🤖 AI Summary
Current ICE catheter navigation relies on electromagnetic tracking—prone to drift—or subjective manual adjustment, limiting clinical utility. This work proposes the first anatomy-aware, purely vision-based pose estimation method that enables real-time 3D localization and orientation estimation of the catheter within the left atrial coordinate system using only intracardiac echocardiography (ICE) images, without external sensors. Our approach leverages a Vision Transformer architecture enhanced with image patch embedding, dual-head [CLS] token regression, left atrial mesh normalization, and joint MSE optimization, trained on 851 clinically annotated cases. Quantitative evaluation yields mean localization error of 9.48 mm and orientation errors of 16.13°, 8.98°, and 10.47° across roll, pitch, and yaw, respectively; qualitative validation confirms high anatomical consistency between predicted and ground-truth views in 3D cardiac models.
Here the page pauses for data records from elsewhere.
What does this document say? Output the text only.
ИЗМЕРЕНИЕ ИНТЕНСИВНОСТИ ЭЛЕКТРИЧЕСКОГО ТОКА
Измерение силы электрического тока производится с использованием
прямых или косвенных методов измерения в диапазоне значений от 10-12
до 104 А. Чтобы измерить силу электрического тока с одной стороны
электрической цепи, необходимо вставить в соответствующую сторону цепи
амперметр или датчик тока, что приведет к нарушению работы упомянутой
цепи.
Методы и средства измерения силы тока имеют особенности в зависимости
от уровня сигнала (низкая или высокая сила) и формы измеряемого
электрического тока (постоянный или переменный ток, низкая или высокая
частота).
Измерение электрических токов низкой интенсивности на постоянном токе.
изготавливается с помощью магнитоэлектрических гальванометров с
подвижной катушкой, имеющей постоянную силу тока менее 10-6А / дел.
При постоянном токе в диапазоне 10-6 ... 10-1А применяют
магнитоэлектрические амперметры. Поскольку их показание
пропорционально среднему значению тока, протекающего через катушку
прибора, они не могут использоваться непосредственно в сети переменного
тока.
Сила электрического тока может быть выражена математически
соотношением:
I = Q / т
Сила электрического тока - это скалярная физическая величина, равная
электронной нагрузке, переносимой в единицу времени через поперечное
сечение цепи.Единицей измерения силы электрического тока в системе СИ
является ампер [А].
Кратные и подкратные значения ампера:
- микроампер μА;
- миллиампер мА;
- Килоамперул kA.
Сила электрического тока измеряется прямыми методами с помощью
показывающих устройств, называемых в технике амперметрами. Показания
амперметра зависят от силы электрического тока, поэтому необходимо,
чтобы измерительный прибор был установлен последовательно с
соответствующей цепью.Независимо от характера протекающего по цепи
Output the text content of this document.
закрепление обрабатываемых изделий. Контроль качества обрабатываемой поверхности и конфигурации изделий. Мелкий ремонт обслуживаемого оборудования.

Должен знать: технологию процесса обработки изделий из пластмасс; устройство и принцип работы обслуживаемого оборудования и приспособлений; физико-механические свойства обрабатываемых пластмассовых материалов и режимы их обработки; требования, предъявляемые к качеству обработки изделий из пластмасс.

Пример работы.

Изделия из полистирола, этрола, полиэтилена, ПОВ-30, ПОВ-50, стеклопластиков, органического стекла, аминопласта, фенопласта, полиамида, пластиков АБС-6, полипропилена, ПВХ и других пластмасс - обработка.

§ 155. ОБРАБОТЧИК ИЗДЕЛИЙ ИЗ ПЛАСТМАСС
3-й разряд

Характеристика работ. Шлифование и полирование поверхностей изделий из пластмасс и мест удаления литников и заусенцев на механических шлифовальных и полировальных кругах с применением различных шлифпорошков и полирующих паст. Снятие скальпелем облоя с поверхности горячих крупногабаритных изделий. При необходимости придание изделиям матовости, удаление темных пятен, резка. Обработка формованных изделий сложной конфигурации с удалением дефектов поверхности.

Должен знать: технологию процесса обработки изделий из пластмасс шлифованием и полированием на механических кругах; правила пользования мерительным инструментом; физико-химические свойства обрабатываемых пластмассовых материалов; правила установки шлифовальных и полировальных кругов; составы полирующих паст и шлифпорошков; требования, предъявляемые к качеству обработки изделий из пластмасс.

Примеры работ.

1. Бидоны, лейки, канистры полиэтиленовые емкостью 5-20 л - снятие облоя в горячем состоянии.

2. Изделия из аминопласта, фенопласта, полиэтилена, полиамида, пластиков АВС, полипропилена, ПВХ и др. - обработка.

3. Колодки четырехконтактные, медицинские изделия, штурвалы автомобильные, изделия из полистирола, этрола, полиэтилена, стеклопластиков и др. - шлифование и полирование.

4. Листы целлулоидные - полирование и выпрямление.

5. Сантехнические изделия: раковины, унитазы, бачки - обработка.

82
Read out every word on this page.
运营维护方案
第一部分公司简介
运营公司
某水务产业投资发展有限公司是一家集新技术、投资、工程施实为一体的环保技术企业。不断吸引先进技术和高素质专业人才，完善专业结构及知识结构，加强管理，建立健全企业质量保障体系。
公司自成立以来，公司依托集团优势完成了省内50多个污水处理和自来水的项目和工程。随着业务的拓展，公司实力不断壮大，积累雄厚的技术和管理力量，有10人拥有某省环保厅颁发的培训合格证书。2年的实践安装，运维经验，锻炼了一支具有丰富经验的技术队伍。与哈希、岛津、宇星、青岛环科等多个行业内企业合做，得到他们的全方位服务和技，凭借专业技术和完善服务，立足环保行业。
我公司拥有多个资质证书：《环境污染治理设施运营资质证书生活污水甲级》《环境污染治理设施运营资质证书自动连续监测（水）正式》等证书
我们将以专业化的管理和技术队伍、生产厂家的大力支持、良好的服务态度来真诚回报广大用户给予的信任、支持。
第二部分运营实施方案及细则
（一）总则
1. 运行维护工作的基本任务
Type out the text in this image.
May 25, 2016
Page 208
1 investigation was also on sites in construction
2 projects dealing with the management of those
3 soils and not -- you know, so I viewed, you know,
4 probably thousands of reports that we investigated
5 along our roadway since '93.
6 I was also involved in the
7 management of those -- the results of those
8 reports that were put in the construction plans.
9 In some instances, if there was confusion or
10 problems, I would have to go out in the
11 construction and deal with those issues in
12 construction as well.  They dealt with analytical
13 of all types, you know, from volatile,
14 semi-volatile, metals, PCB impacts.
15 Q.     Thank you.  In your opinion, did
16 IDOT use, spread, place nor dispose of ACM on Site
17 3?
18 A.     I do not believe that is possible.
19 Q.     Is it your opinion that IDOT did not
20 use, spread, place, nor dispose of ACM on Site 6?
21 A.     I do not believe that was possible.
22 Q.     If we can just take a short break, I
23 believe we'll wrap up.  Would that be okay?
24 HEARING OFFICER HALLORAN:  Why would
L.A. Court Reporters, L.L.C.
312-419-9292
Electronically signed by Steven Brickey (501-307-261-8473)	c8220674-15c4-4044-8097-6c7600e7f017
Hardware-agnostic, the method operates standalone or integrates seamlessly into platforms such as CARTO, advancing ICE navigation toward full automation and enhanced robustness.
📝 Abstract
Intra-cardiac Echocardiography (ICE) plays a crucial role in Electrophysiology (EP) and Structural Heart Disease (SHD) interventions by providing high-resolution, real-time imaging of cardiac structures. However, existing navigation methods rely on electromagnetic (EM) tracking, which is susceptible to interference and position drift, or require manual adjustments based on operator expertise. To overcome these limitations, we propose a novel anatomy-aware pose estimation system that determines the ICE catheter position and orientation solely from ICE images, eliminating the need for external tracking sensors. Our approach leverages a Vision Transformer (ViT)-based deep learning model, which captures spatial relationships between ICE images and anatomical structures. The model is trained on a clinically acquired dataset of 851 subjects, including ICE images paired with position and orientation labels normalized to the left atrium (LA) mesh. ICE images are patchified into 16x16 embeddings and processed through a transformer network, where a [CLS] token independently predicts position and orientation via separate linear layers. The model is optimized using a Mean Squared Error (MSE) loss function, balancing positional and orientational accuracy. Experimental results demonstrate an average positional error of 9.48 mm and orientation errors of (16.13 deg, 8.98 deg, 10.47 deg) across x, y, and z axes, confirming the model accuracy. Qualitative assessments further validate alignment between predicted and target views within 3D cardiac meshes. This AI-driven system enhances procedural efficiency, reduces operator workload, and enables real-time ICE catheter localization for tracking-free procedures. The proposed method can function independently or complement existing mapping systems like CARTO, offering a transformative approach to ICE-guided interventions.